In deze verordening is ervan uitgegaan dat werkenden tot de doelgroep behoren. Een referteperiode van 5 jaar, zoals artikel 36 WWB (tekst tot 1-1-2009) voorschreef wordt als te lang ervaren. Nadat belanghebbenden 3 jaar op een minimuminkomen zijn aangewezen is er over het algemeen niet veel reserveringsruimte over. Daarom wordt hier een termijn van 3 jaar aangehouden. Dit sluit ook aan bij de impliciet door de wetgever gegeven termijn. De minimumleeftijd is immers door de wetgever teruggebracht van 23 naar 21 jaar. Een belanghebbende is immers (normaal gesproken) vanaf zijn 18e voor de WWB een zelfstandig rechtssubject.

Er is voor gekozen aan te sluiten bij de inkomensgrenzen die in het gemeentelijk armoedebeleid worden gehanteerd. Oegstgeest hanteert voor haar bijzondere bijstand en minimabeleid 110%. Belangrijke kanttekening is dat de Centrale Raad van Beroep heeft geoordeeld dat een marginale overschrijding van de inkomensgrens genegeerd moet worden (zie CRvB 19-08-2008, nrs. 06/1163 WWB e.a.). In het tweede lid worden studenten expliciet uitgesloten van de langdurigheidstoeslag. In de Nota van toelichting bij het wetsontwerp geeft het kabinet aan dat studenten niet worden geacht te behoren tot de doelgroep van de langdurigheidstoeslag. In de huidige wettelijke bepalingen zijn studenten al uitgesloten.

 

Artikel 4

De hoogte van de langdurigheidstoeslag is gebaseerd op de huidige hoogte. Om niet jaarlijks de verordening aan te hoeven passen is gekozen om de hoogte jaarlijks automatisch mee te laten bewegen met de bijstandsnormen.

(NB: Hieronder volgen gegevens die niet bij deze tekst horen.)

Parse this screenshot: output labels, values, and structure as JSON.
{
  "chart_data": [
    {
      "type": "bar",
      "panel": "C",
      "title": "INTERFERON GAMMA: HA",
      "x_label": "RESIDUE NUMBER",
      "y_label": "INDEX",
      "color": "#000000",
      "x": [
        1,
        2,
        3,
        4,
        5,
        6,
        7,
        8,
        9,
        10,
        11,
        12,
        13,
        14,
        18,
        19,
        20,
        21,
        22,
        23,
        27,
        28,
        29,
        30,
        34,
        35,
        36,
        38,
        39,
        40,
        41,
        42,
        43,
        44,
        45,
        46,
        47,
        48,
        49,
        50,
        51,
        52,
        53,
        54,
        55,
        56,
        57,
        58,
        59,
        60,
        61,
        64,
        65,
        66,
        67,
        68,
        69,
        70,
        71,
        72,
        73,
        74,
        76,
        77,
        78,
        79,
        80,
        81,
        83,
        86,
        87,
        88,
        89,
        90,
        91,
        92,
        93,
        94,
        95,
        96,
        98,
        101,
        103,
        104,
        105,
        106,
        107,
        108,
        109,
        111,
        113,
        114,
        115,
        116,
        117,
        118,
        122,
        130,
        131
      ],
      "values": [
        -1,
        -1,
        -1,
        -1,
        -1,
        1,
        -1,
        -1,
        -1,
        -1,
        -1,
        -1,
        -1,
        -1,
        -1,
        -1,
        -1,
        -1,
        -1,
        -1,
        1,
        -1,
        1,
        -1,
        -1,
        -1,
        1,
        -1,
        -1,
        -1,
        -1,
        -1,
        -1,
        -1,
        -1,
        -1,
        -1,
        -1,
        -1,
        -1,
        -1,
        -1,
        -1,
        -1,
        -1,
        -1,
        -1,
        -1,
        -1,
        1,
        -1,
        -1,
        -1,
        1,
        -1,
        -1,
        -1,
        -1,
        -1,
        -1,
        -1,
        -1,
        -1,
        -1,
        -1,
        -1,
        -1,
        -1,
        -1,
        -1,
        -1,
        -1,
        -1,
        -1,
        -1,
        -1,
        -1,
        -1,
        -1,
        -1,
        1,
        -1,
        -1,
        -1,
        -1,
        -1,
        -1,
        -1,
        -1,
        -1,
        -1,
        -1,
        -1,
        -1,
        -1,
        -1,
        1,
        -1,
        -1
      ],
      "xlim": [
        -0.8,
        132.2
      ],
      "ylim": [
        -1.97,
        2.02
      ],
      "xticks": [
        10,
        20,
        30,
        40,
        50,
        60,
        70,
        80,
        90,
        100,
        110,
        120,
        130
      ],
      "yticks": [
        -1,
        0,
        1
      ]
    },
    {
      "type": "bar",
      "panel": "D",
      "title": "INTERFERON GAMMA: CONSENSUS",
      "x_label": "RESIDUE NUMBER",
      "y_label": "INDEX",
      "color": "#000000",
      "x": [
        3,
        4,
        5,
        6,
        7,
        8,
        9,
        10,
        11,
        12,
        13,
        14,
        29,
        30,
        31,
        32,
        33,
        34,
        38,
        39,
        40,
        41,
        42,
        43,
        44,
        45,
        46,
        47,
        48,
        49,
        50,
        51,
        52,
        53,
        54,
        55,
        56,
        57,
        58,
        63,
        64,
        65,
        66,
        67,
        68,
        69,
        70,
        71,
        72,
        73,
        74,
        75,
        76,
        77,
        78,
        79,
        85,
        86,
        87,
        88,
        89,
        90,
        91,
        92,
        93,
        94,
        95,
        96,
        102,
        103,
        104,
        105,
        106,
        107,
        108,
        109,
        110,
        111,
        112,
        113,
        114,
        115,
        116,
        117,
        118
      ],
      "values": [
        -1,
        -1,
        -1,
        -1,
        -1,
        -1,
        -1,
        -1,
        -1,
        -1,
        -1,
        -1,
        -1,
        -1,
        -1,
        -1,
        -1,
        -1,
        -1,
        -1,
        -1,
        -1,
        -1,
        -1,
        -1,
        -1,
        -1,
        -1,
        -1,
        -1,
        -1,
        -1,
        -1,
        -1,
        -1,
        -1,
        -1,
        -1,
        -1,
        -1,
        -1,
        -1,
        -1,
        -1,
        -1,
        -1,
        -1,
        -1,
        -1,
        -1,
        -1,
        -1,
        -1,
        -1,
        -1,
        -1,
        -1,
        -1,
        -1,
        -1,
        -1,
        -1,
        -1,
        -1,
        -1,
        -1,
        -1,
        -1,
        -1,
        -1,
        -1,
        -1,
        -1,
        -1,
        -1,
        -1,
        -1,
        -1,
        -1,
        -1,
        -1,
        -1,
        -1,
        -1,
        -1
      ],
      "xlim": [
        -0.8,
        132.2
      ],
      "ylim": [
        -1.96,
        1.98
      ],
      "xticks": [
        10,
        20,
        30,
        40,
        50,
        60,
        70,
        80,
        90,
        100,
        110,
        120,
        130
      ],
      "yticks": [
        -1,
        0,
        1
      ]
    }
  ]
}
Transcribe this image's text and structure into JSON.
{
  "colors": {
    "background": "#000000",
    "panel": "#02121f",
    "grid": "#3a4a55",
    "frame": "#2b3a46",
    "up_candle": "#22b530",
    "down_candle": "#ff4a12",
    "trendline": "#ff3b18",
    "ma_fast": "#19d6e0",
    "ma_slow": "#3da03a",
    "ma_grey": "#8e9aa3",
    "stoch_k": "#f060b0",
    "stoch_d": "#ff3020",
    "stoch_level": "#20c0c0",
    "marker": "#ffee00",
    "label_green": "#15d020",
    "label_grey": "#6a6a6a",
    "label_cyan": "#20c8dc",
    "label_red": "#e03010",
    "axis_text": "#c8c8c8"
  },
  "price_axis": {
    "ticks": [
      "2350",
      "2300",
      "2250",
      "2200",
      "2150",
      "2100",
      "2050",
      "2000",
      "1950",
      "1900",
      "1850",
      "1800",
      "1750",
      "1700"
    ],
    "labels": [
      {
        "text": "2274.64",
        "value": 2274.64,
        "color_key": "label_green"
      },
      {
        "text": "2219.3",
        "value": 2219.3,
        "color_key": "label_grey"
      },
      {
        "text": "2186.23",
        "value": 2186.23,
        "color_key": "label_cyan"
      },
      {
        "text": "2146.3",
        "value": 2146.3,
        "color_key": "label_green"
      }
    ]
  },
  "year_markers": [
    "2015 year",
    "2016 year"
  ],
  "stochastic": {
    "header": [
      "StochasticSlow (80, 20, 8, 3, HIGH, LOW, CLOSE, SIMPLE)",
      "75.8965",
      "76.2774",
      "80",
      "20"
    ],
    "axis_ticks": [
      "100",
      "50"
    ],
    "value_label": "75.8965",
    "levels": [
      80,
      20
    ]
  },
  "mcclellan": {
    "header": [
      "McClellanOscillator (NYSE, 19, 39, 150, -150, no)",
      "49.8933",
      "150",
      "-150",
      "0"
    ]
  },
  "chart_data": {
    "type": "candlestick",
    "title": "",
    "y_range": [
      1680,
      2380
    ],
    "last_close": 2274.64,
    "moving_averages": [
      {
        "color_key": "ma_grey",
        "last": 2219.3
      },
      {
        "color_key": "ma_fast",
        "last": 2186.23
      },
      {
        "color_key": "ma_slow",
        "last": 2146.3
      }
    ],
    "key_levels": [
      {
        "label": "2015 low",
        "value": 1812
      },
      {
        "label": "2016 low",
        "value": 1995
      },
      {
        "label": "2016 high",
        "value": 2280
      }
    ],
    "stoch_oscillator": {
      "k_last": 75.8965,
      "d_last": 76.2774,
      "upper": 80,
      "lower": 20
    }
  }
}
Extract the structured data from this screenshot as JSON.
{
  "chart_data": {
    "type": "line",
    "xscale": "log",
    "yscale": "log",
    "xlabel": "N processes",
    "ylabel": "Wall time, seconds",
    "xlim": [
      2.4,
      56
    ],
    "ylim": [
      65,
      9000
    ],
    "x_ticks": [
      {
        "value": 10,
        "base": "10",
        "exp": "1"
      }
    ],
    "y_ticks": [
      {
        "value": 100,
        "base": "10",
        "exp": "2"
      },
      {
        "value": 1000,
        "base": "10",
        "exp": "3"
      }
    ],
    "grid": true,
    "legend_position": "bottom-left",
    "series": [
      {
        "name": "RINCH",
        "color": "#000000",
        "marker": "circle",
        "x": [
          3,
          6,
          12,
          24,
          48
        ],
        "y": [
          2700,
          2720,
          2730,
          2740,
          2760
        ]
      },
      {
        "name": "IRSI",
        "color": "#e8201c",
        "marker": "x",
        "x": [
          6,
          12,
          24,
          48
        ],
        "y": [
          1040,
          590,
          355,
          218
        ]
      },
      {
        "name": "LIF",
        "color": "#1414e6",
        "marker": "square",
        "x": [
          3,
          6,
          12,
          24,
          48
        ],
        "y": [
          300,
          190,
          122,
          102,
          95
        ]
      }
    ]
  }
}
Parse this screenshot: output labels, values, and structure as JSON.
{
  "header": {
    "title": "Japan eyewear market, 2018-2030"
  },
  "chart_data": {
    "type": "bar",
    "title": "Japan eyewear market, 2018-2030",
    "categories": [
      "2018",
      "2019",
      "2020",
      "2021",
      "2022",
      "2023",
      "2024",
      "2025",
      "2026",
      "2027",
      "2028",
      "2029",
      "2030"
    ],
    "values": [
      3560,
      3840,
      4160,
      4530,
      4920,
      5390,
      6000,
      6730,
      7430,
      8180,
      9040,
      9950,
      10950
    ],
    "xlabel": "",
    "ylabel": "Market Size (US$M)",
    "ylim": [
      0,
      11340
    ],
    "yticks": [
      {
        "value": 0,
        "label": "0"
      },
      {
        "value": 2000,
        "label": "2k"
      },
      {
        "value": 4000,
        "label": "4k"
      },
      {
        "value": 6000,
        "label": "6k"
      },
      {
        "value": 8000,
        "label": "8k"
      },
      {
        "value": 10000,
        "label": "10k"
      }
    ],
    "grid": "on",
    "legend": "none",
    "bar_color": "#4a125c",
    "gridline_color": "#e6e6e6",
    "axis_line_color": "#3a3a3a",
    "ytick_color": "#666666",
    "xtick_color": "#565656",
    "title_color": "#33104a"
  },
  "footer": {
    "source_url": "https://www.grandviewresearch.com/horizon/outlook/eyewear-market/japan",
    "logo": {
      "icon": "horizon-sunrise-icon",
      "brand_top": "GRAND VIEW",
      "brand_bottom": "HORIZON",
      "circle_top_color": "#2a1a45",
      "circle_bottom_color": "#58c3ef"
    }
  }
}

Omdat de bijstandsnormen in beginsel tweemaal per jaar worden geïndexeerd en de langdurigheidstoeslag maar eenmaal, wordt steeds vergelijking gemaakt met de bijstandsnormen per 1 januari van het voorafgaande jaar. In het tweede lid wordt onderscheid gemaakt tussen 100% en 100-110%. Enerzijds vanwege de armoedeval. Anderzijds compenseert dit enigszins voor het uitsluiten van 65+ers van deze wet. 65+ers krijgen geen langdurigheidstoeslag omdat hun uitkering hoger is dan van mensen onder de 65, ongeveer 105-109%. In het vierde lid wordt een regeling overeenkomstig artikel 24 WWB gegeven voor situaties waarin bij gehuwden één van beide partners is uitgesloten van het recht op langdurigheidstoeslag ingevolge artikel 11 of artikel 13 lid 1 WWB. De WWB voorziet immers niet in een afwijzingsgrond voor de rechthebbende echtgenoot, terwijl daarentegen het toekennen van het bedrag voor gehuwden in dergelijke situaties ook niet opportuun is.

 

NB:

Dit vierde lid ziet enkel op de situatie dat er bij een echtgenoot sprake is van een uitsluitingsgrond op grond van artikel 11 of artikel 13 lid 1 WWB. Indien één van beide gehuwden niet in aanmerking komt voor het recht op langdurigheidstoeslag wegens het niet voldoen aan de voorwaarden als genoemd in artikel 36 WWB of in deze verordening, hebben beide echtgenoten geen recht op langdurigheidstoeslag. Het recht op langdurigheidstoeslag komt gehuwden immers gezamenlijk toe. Zij moeten daarom ook allebei, zowel afzonderlijk als gezamenlijk aan de voorwaarden voldoen.